Employment status/Monthly earnings
One hundred and seven (73.29%) out of 146 hypertensive subjects with known employment status were employed compared with 180 (68.18%) of 264 non hypertensive subjects. This was not statistically significant. X2 = 2.6, p>0.05. [Table IV]
Only 11(7.53%) of the 146 hypertensive subjects with known employment status were engaged in skilled/professional employments. Majority of the subjects (46 subjects, 31.51%) were traders. The remaining 89 (60.96%) subjects were in unskilled employments with limited financial capability. Therefore, it is not surprising that close to 50% of the subjects earned less than N10,000.00 (Ten thousand Naira monthly) This finding is similar to that of Katibi et.al in the middle belt region of Nigeria.(5) [Table V]
The low monthly earning of these patients is bound to have a negative impact on the ability of the patients to purchase expensive antihypertensive drugs when prescribed. The finding of a low earning capacity on medication compliance in hypertensive patients, has been documented by other authors (10,11,12).
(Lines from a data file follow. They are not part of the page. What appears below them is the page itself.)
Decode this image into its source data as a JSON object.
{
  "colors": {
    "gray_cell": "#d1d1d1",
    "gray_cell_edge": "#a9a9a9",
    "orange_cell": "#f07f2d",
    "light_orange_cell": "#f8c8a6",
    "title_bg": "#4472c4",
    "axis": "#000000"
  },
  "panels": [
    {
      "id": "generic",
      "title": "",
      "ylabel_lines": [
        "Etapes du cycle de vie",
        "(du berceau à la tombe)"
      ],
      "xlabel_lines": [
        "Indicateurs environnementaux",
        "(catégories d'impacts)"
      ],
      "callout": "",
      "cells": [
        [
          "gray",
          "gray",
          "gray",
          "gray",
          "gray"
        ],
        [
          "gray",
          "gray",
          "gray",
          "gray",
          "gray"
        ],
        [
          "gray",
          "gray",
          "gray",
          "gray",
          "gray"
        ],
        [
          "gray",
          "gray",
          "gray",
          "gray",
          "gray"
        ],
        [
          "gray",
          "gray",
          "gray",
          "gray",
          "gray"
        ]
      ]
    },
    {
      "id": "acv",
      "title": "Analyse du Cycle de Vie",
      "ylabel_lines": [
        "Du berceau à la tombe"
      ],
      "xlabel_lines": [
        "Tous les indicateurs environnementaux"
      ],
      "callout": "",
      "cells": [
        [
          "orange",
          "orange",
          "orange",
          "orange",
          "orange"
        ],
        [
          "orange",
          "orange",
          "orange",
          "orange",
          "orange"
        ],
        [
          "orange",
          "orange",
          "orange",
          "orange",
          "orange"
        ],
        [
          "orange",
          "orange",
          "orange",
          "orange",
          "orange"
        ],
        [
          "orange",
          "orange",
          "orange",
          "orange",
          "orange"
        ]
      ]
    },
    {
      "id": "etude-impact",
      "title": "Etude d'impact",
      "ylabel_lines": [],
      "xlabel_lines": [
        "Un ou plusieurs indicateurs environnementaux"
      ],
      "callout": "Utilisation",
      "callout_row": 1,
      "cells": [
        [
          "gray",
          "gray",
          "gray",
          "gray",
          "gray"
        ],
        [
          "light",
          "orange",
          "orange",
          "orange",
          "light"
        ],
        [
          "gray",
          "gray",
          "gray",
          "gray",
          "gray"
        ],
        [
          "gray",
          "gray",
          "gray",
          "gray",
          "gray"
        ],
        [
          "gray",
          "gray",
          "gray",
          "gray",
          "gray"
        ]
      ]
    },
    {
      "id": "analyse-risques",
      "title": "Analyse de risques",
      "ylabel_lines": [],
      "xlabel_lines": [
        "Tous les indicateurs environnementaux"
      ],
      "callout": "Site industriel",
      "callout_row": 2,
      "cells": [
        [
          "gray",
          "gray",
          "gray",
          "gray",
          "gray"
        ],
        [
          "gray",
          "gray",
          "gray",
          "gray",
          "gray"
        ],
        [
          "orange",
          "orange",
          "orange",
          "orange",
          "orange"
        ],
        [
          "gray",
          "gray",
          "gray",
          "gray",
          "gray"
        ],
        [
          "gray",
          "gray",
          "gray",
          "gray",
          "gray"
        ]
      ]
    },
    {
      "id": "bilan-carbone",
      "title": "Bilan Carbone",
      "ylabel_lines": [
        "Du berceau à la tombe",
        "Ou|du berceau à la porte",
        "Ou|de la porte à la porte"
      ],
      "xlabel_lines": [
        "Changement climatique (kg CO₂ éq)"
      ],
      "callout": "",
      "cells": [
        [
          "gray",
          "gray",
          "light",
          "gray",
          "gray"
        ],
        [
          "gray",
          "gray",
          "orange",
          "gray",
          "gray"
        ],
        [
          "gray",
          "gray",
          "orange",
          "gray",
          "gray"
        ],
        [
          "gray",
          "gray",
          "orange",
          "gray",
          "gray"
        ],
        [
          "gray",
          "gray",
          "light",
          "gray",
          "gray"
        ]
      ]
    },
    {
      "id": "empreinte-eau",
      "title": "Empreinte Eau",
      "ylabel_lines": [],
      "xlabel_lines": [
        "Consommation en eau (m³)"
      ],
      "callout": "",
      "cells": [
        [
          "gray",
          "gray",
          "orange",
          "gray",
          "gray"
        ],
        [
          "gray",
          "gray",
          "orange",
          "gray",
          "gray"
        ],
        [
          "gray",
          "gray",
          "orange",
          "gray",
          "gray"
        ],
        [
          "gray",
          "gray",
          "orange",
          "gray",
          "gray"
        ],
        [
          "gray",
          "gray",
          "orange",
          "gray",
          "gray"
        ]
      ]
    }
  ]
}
Physicians working in this type of setting need to be aware of this important factor in their prescription pattern, as patients who are unable to buy the prescribed drugs would fail to comply with their medications.
Ten (7.19%) out of 139 hypertensives with data on smoking were active smokers compared with 4(1.52%) of 263 non hypertensive subjects. This was statistically significant X2 = 8.9, p<0.05. The small number of subjects in the study limited further evaluation of the effect of smoking on control of hypertension.
Mild to moderate alcohol intake was recorded in 72(43.64%) hypertensive subjects. Hypertensives were not significantly different compared with non hypertensives with regards to the use of alcohol. X2 = 7.8, p>0.05. Further studies are however required to evaluate the extent and severity of other cardiovascular risk factors in this population.
Our study focused on the impact of social and demographic factors on control of hypertension in a population of patients that are generally believed to be more affluent than patients living in other parts of the country. Contrary to the popular belief, majority of the studied patients were low income earners and had poor blood pressure control in spite of being fairly well educated. This is a reflection of the general low socioeconomic status of most of the inhabitants of the country.
The recognition of this should change pattern of anti-hypertensive medication prescriptions by doctors practicing in the region. More emphasis would be given to cost considerations and the ability of the patient to purchase the prescribed medications. This hopefully will improve compliance with a positive impact on blood pressure control in the patients.
The impact of these findings on medication compliance and target organ damage due to presence of co-existing cardiovascular disease risk factors in this population needs further evaluation.
We thank the workers in the GOPD for their assistance and excellent co-operation during the period of the study.